Non-compete agreements between employers and employees are often the subject of dispute in many Illinois litigations.  Therefore, it is important that your attorney be very familiar with case law regarding these agreements, as well as the tendency of Illinois courts to rule one way or the other.

Most basic non-compete agreements stipulate that an employee is barred from working with a competitor of the company for a specified period of time, usually one year.  In addition, it may also include a non-solicitation provision, which means that the employee also cannot solicit or directly advertise to customers of the previous employer for that same period of time. Employees can sometimes sign a non-compete agreement flippantly, with the assumption that it would never actually be enforceable in court.  However, it is, though there are some specific considerations an employer in Illinois should consider.

First, there must be some form of “valuable consideration” to the agreement. A court will not side with an employer based simply on a signature with no value. Second, though not an official rule, two years of employment seems to be the guideline by which many Illinois courts deem a non-compete to be officially violated. Third, the Illinois Freedom to Work Act prohibits non-compete agreements from any employee who is making $13.00 or less.
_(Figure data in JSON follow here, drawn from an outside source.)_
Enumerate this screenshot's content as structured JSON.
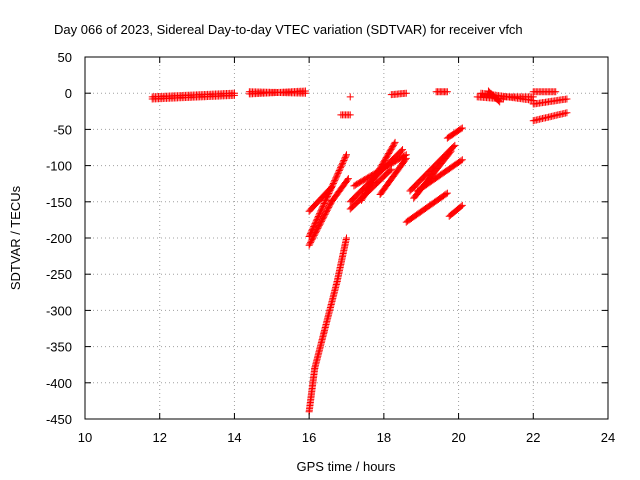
{
  "chart_data": {
    "type": "scatter",
    "title": "Day 066 of 2023, Sidereal Day-to-day VTEC variation (SDTVAR) for receiver vfch",
    "xlabel": "GPS time / hours",
    "ylabel": "SDTVAR / TECUs",
    "xlim": [
      10,
      24
    ],
    "ylim": [
      -450,
      50
    ],
    "xticks": [
      "10",
      "12",
      "14",
      "16",
      "18",
      "20",
      "22",
      "24"
    ],
    "yticks": [
      "50",
      "0",
      "-50",
      "-100",
      "-150",
      "-200",
      "-250",
      "-300",
      "-350",
      "-400",
      "-450"
    ],
    "grid": true,
    "marker": "+",
    "color": "#ff0000",
    "segments": [
      {
        "x0": 11.8,
        "y0": -5,
        "x1": 14.0,
        "y1": 0
      },
      {
        "x0": 11.8,
        "y0": -8,
        "x1": 14.0,
        "y1": -3
      },
      {
        "x0": 14.4,
        "y0": -1,
        "x1": 15.9,
        "y1": 3
      },
      {
        "x0": 14.4,
        "y0": 2,
        "x1": 15.9,
        "y1": 0
      },
      {
        "x0": 16.0,
        "y0": -440,
        "x1": 16.15,
        "y1": -380
      },
      {
        "x0": 16.15,
        "y0": -380,
        "x1": 16.4,
        "y1": -330
      },
      {
        "x0": 16.4,
        "y0": -330,
        "x1": 16.75,
        "y1": -260
      },
      {
        "x0": 16.75,
        "y0": -260,
        "x1": 17.0,
        "y1": -200
      },
      {
        "x0": 16.0,
        "y0": -163,
        "x1": 16.6,
        "y1": -130
      },
      {
        "x0": 16.0,
        "y0": -198,
        "x1": 17.0,
        "y1": -85
      },
      {
        "x0": 16.0,
        "y0": -210,
        "x1": 16.6,
        "y1": -150
      },
      {
        "x0": 16.85,
        "y0": -30,
        "x1": 17.1,
        "y1": -30
      },
      {
        "x0": 16.6,
        "y0": -150,
        "x1": 17.05,
        "y1": -118
      },
      {
        "x0": 17.1,
        "y0": -160,
        "x1": 18.2,
        "y1": -105
      },
      {
        "x0": 17.1,
        "y0": -150,
        "x1": 18.5,
        "y1": -78
      },
      {
        "x0": 17.4,
        "y0": -148,
        "x1": 18.3,
        "y1": -68
      },
      {
        "x0": 17.2,
        "y0": -128,
        "x1": 18.6,
        "y1": -85
      },
      {
        "x0": 17.9,
        "y0": -140,
        "x1": 18.6,
        "y1": -90
      },
      {
        "x0": 18.6,
        "y0": -178,
        "x1": 19.7,
        "y1": -138
      },
      {
        "x0": 18.7,
        "y0": -135,
        "x1": 19.9,
        "y1": -72
      },
      {
        "x0": 18.8,
        "y0": -145,
        "x1": 19.8,
        "y1": -80
      },
      {
        "x0": 18.9,
        "y0": -135,
        "x1": 20.1,
        "y1": -92
      },
      {
        "x0": 19.7,
        "y0": -62,
        "x1": 20.1,
        "y1": -48
      },
      {
        "x0": 19.75,
        "y0": -170,
        "x1": 20.1,
        "y1": -155
      },
      {
        "x0": 18.2,
        "y0": -2,
        "x1": 18.6,
        "y1": 0
      },
      {
        "x0": 19.4,
        "y0": 2,
        "x1": 19.7,
        "y1": 2
      },
      {
        "x0": 20.5,
        "y0": -5,
        "x1": 21.2,
        "y1": -8
      },
      {
        "x0": 20.6,
        "y0": 0,
        "x1": 22.0,
        "y1": -10
      },
      {
        "x0": 20.8,
        "y0": 3,
        "x1": 21.1,
        "y1": -12
      },
      {
        "x0": 21.2,
        "y0": -5,
        "x1": 22.0,
        "y1": -5
      },
      {
        "x0": 22.0,
        "y0": 2,
        "x1": 22.6,
        "y1": 2
      },
      {
        "x0": 22.0,
        "y0": -15,
        "x1": 22.9,
        "y1": -8
      },
      {
        "x0": 22.0,
        "y0": -38,
        "x1": 22.9,
        "y1": -27
      }
    ],
    "isolated_points": [
      {
        "x": 17.1,
        "y": -5
      }
    ]
  }
}
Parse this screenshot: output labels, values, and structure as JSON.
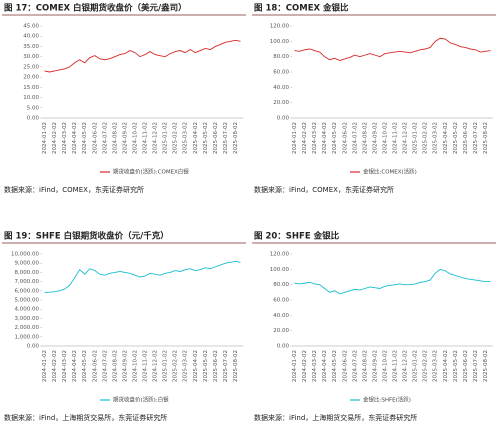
{
  "chart_data": [
    {
      "type": "line",
      "title": "图 17：COMEX 白银期货收盘价（美元/盎司）",
      "source": "数据来源：iFind，COMEX，东莞证券研究所",
      "categories": [
        "2024-01-02",
        null,
        "2024-02-02",
        null,
        "2024-03-02",
        null,
        "2024-04-02",
        null,
        "2024-05-02",
        null,
        "2024-06-02",
        null,
        "2024-07-02",
        null,
        "2024-08-02",
        null,
        "2024-09-02",
        null,
        "2024-10-02",
        null,
        "2024-11-02",
        null,
        "2024-12-02",
        null,
        "2025-01-02",
        null,
        "2025-02-02",
        null,
        "2025-03-02",
        null,
        "2025-04-02",
        null,
        "2025-05-02",
        null,
        "2025-06-02",
        null,
        "2025-07-02",
        null,
        "2025-08-02",
        null
      ],
      "series": [
        {
          "name": "期货收盘价(活跃):COMEX白银",
          "color": "#d62728",
          "values": [
            23,
            22.5,
            23,
            23.5,
            24,
            25,
            27,
            28.5,
            27,
            29.5,
            30.5,
            29,
            28.5,
            29,
            30,
            31,
            31.5,
            33,
            32,
            30,
            31,
            32.5,
            31,
            30.5,
            30,
            31.5,
            32.5,
            33,
            32,
            33.5,
            32,
            33,
            34,
            33.5,
            35,
            36,
            37,
            37.5,
            38,
            37.5
          ]
        }
      ],
      "ylim": [
        0,
        45
      ],
      "yticks": [
        {
          "value": 0,
          "label": "0.00"
        },
        {
          "value": 5,
          "label": "5.00"
        },
        {
          "value": 10,
          "label": "10.00"
        },
        {
          "value": 15,
          "label": "15.00"
        },
        {
          "value": 20,
          "label": "20.00"
        },
        {
          "value": 25,
          "label": "25.00"
        },
        {
          "value": 30,
          "label": "30.00"
        },
        {
          "value": 35,
          "label": "35.00"
        },
        {
          "value": 40,
          "label": "40.00"
        },
        {
          "value": 45,
          "label": "45.00"
        }
      ]
    },
    {
      "type": "line",
      "title": "图 18：COMEX 金银比",
      "source": "数据来源：iFind，COMEX，东莞证券研究所",
      "categories": [
        "2024-01-02",
        null,
        "2024-02-02",
        null,
        "2024-03-02",
        null,
        "2024-04-02",
        null,
        "2024-05-02",
        null,
        "2024-06-02",
        null,
        "2024-07-02",
        null,
        "2024-08-02",
        null,
        "2024-09-02",
        null,
        "2024-10-02",
        null,
        "2024-11-02",
        null,
        "2024-12-02",
        null,
        "2025-01-02",
        null,
        "2025-02-02",
        null,
        "2025-03-02",
        null,
        "2025-04-02",
        null,
        "2025-05-02",
        null,
        "2025-06-02",
        null,
        "2025-07-02",
        null,
        "2025-08-02",
        null
      ],
      "series": [
        {
          "name": "金银比:COMEX(活跃)",
          "color": "#d62728",
          "values": [
            88,
            87,
            89,
            90,
            88,
            86,
            80,
            76,
            78,
            75,
            77,
            79,
            82,
            80,
            82,
            84,
            82,
            80,
            84,
            85,
            86,
            87,
            86,
            85,
            87,
            89,
            90,
            92,
            100,
            104,
            103,
            98,
            96,
            93,
            92,
            90,
            89,
            86,
            87,
            88
          ]
        }
      ],
      "ylim": [
        0,
        120
      ],
      "yticks": [
        {
          "value": 0,
          "label": "0.00"
        },
        {
          "value": 20,
          "label": "20.00"
        },
        {
          "value": 40,
          "label": "40.00"
        },
        {
          "value": 60,
          "label": "60.00"
        },
        {
          "value": 80,
          "label": "80.00"
        },
        {
          "value": 100,
          "label": "100.00"
        },
        {
          "value": 120,
          "label": "120.00"
        }
      ]
    },
    {
      "type": "line",
      "title": "图 19：SHFE 白银期货收盘价（元/千克）",
      "source": "数据来源：iFind，上海期货交易所，东莞证券研究所",
      "categories": [
        "2024-01-02",
        null,
        "2024-02-02",
        null,
        "2024-03-02",
        null,
        "2024-04-02",
        null,
        "2024-05-02",
        null,
        "2024-06-02",
        null,
        "2024-07-02",
        null,
        "2024-08-02",
        null,
        "2024-09-02",
        null,
        "2024-10-02",
        null,
        "2024-11-02",
        null,
        "2024-12-02",
        null,
        "2025-01-02",
        null,
        "2025-02-02",
        null,
        "2025-03-02",
        null,
        "2025-04-02",
        null,
        "2025-05-02",
        null,
        "2025-06-02",
        null,
        "2025-07-02",
        null,
        "2025-08-02",
        null
      ],
      "series": [
        {
          "name": "期货收盘价(活跃):白银",
          "color": "#17becf",
          "values": [
            5800,
            5850,
            5900,
            6000,
            6200,
            6600,
            7400,
            8300,
            7800,
            8400,
            8200,
            7800,
            7700,
            7900,
            8000,
            8100,
            8000,
            7900,
            7700,
            7500,
            7600,
            7900,
            7800,
            7700,
            7900,
            8000,
            8200,
            8100,
            8300,
            8400,
            8200,
            8300,
            8500,
            8400,
            8600,
            8800,
            9000,
            9100,
            9200,
            9100
          ]
        }
      ],
      "ylim": [
        0,
        10000
      ],
      "yticks": [
        {
          "value": 0,
          "label": "0.00"
        },
        {
          "value": 1000,
          "label": "1,000.00"
        },
        {
          "value": 2000,
          "label": "2,000.00"
        },
        {
          "value": 3000,
          "label": "3,000.00"
        },
        {
          "value": 4000,
          "label": "4,000.00"
        },
        {
          "value": 5000,
          "label": "5,000.00"
        },
        {
          "value": 6000,
          "label": "6,000.00"
        },
        {
          "value": 7000,
          "label": "7,000.00"
        },
        {
          "value": 8000,
          "label": "8,000.00"
        },
        {
          "value": 9000,
          "label": "9,000.00"
        },
        {
          "value": 10000,
          "label": "10,000.00"
        }
      ]
    },
    {
      "type": "line",
      "title": "图 20：SHFE 金银比",
      "source": "数据来源：iFind，上海期货交易所，东莞证券研究所",
      "categories": [
        "2024-01-02",
        null,
        "2024-02-02",
        null,
        "2024-03-02",
        null,
        "2024-04-02",
        null,
        "2024-05-02",
        null,
        "2024-06-02",
        null,
        "2024-07-02",
        null,
        "2024-08-02",
        null,
        "2024-09-02",
        null,
        "2024-10-02",
        null,
        "2024-11-02",
        null,
        "2024-12-02",
        null,
        "2025-01-02",
        null,
        "2025-02-02",
        null,
        "2025-03-02",
        null,
        "2025-04-02",
        null,
        "2025-05-02",
        null,
        "2025-06-02",
        null,
        "2025-07-02",
        null,
        "2025-08-02",
        null
      ],
      "series": [
        {
          "name": "金银比:SHFE(活跃)",
          "color": "#17becf",
          "values": [
            82,
            81,
            82,
            83,
            81,
            80,
            75,
            70,
            72,
            68,
            70,
            72,
            74,
            73,
            75,
            77,
            76,
            75,
            78,
            79,
            80,
            81,
            80,
            80,
            81,
            83,
            84,
            86,
            95,
            100,
            98,
            94,
            92,
            90,
            88,
            87,
            86,
            85,
            84,
            84
          ]
        }
      ],
      "ylim": [
        0,
        120
      ],
      "yticks": [
        {
          "value": 0,
          "label": "0.00"
        },
        {
          "value": 20,
          "label": "20.00"
        },
        {
          "value": 40,
          "label": "40.00"
        },
        {
          "value": 60,
          "label": "60.00"
        },
        {
          "value": 80,
          "label": "80.00"
        },
        {
          "value": 100,
          "label": "100.00"
        },
        {
          "value": 120,
          "label": "120.00"
        }
      ]
    }
  ]
}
Finally, though also not an official rule, courts will tend to side with an employee if the non-compete agreement is “hidden” or “buried” inside of an employee agreement.  It should be a separate document that is clearly being executed.

These litigations can become complex and drawn out.  The best thing an employer can do when an employee has violated a non-compete agreement is to consult with a business attorney who can look at the facts, apply reason, and determine whether litigation is worth pursuing.